A Look at Apache Cassandra
Post By Sakshi Wagh on 18-June-2015
Apache Cassandra is an open source NoSQL(Not Only SQL) database and management system. It was designed to handle large amounts of data across many servers, data centres and clouds. It can store hundreds of terabytes of data, and differs a lot from relational database management systems. Cassandra was developed by Apache Software Foundation in 2008, is written in Java Language, and supports a cross-platform operating system. Initially developed by Facebook to power its inbox search feature, it is being used by many other organisations, such as Twitter, Reddit, Rackspace, Ciscom, Cloudkick, among others.

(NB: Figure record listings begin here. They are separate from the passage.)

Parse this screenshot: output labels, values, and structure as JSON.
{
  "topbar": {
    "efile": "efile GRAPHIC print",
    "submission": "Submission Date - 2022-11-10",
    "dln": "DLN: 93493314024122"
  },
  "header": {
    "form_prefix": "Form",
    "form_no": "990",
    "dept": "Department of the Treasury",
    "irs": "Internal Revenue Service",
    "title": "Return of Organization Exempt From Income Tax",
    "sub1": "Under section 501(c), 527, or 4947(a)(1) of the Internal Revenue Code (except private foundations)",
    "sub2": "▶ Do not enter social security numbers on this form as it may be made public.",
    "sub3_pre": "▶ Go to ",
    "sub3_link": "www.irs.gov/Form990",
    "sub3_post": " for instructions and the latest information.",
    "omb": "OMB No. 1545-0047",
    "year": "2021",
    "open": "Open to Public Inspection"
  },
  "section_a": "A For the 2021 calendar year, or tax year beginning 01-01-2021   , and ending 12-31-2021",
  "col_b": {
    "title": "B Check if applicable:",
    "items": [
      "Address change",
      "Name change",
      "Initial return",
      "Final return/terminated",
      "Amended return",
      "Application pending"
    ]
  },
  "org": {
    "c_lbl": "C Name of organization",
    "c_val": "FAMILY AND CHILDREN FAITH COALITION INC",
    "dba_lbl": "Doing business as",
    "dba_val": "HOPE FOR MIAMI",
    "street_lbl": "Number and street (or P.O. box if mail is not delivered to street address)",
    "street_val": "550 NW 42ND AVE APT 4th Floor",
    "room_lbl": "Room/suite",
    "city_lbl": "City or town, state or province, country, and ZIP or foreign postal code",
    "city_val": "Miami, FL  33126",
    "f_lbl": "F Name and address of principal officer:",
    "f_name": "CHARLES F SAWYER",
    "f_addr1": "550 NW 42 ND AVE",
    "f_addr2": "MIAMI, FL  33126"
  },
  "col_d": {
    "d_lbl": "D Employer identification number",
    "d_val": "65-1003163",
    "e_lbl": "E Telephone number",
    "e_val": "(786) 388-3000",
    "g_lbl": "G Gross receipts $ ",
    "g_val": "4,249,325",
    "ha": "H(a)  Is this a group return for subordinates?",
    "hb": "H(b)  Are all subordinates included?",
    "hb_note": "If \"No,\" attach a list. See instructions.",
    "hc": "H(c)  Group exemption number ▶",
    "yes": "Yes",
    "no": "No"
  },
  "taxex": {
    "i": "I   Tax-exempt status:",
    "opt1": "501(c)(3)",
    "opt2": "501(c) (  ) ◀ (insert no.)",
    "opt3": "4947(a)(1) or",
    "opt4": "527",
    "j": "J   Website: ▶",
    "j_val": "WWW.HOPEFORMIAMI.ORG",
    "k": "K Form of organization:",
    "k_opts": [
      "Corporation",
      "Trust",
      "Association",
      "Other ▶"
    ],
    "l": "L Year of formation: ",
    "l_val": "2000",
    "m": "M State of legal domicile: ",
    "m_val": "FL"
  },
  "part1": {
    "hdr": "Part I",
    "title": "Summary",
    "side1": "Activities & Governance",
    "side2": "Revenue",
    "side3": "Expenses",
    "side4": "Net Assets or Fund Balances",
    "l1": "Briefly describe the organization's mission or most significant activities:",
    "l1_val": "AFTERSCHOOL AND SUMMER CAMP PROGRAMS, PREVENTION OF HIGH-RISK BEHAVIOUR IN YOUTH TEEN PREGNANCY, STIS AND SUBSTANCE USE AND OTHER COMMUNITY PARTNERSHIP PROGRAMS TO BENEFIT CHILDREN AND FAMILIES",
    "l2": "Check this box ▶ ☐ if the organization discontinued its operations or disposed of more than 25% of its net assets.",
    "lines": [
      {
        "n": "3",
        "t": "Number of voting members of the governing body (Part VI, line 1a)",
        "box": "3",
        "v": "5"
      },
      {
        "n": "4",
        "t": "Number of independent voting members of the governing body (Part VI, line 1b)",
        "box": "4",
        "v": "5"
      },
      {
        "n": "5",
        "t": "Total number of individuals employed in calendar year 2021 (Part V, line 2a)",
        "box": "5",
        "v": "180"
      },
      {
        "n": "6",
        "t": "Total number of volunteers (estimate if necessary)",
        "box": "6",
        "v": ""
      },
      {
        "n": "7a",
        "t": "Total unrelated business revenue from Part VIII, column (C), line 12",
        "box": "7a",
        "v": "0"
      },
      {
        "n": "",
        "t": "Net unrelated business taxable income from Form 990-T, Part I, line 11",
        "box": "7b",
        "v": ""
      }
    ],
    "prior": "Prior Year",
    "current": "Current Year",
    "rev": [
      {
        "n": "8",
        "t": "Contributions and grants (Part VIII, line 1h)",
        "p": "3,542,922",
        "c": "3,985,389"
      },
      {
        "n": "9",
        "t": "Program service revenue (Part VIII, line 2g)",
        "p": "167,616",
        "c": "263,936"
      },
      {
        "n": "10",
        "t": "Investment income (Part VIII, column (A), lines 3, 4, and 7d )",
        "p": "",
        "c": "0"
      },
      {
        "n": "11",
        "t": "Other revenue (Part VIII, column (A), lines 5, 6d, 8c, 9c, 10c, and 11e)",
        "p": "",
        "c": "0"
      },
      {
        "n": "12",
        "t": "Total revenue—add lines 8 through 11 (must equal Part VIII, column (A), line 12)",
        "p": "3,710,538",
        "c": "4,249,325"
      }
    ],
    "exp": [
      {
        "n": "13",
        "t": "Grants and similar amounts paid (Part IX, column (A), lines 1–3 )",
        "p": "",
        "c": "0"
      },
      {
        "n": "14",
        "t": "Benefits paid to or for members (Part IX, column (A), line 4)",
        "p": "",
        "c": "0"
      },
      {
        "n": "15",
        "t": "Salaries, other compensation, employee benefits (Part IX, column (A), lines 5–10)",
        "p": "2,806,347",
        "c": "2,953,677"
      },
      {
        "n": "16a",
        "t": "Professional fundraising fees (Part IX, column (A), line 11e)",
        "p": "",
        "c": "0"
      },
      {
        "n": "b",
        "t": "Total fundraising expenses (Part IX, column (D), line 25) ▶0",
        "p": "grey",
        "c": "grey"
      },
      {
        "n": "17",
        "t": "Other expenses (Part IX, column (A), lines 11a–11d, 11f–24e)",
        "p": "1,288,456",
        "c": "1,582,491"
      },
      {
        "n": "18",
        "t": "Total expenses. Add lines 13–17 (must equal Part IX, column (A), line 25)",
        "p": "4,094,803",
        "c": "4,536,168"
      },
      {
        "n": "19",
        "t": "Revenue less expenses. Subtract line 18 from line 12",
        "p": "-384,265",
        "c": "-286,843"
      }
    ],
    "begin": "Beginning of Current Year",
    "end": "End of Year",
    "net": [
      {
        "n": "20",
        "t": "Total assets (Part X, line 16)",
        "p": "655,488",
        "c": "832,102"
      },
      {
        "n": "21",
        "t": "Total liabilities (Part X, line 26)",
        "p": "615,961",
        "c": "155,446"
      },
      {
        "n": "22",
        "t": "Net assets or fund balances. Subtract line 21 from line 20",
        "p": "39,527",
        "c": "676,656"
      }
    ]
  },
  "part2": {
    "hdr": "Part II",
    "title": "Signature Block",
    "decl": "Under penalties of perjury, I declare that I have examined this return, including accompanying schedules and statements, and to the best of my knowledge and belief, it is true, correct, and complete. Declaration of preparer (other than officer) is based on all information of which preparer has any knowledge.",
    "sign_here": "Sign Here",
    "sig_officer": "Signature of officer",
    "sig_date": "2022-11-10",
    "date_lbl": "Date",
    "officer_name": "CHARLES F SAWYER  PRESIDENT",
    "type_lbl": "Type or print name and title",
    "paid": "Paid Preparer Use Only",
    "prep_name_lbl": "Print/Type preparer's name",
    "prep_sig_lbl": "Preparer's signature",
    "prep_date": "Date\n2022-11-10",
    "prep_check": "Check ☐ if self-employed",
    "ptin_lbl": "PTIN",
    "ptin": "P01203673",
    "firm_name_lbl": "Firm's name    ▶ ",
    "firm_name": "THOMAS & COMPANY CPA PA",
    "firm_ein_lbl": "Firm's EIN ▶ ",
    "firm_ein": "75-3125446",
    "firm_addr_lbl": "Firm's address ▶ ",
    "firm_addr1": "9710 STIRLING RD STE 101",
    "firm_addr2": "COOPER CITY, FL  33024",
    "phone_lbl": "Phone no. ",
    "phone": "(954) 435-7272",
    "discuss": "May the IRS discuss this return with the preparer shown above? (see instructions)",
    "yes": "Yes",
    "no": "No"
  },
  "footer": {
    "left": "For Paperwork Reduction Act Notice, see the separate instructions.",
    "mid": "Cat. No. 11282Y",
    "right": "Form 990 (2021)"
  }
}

Cassandra’s architecture is different. It consists of various nodes all over the network. There is no master node concept in Cassandra. Every node can serve any request.
Cassandra provides various features such as scalability (if two nodes can manage 100,000 operations per second, four nodes will be able to manage 200,000 operations per second and eight nodes will handle 400,000 operations per second), durability, storing duplicate copies of data across all the nodes available in a network, and replication. This means that if any node goes down, other copies of the node’s data are available on other machines. Thus, it provides anytime access to data.
Cassandra can be used where there is a requirement for data to be ingested at a very high speed with all the features, reliability and redundancy. It is used where there is a need to store a large amount of data feeds from customers, and for geographically distributing the data and for real-time querying.